Community resistance to colonizers remain a central question in ecology. While functional and phylogenetic diversity (FD and PD respectively) of the resident community are expected to exert a role in community resistance, very few studies have assessed this experimentally or evaluated their interactive effects. We used a diversity experiment to disentangle the role of FD and PD by sowing monocultures and mixture of 6 species, drawn from a pool of 19 species naturally coexisting in Czech mesic meadows. The mixtures were designed to cover four independent combinations of high and low FD and PD. Species covers were estimated in spring and late summer over 3 seasons. We then assessed the resistance of the resident (sown) communities to natural colonizers, and characterized the success of colonizers in relation to their functional and phylogenetic distance from the resident communities.

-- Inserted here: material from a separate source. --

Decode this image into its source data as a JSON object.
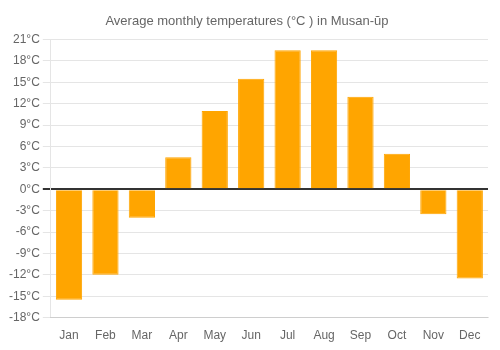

Results generally indicated that FD decreased community resistance to natural colonisation. However, PD tempered this effect: with high PD, FD was not significant, suggesting overlapping information between these components of biodiversity. Decomposing the community structure in trait means and diversity values, we were able to identify key features of dominant species promoting colonisation resistance. From the colonizers perspective, greater difference in functional traits from the resident community tended to improve colonisation success. However, the effect was subtle and significant only for a reduced proportion of colonizers (14%). Phylogenetic distance had no detectable effect.

Our results confirm a certain interplay between FD and PD in their support of ecosystem functioning, namely resistance to colonizers, suggesting that they only partially overlap in their information about community structure. The widespread hypothesis that higher FD increases resistance by a more complete use of resources was challenged, suggesting rather that greater FD could provide an unsaturated functional trait space allowing functionally unique species to occupy it.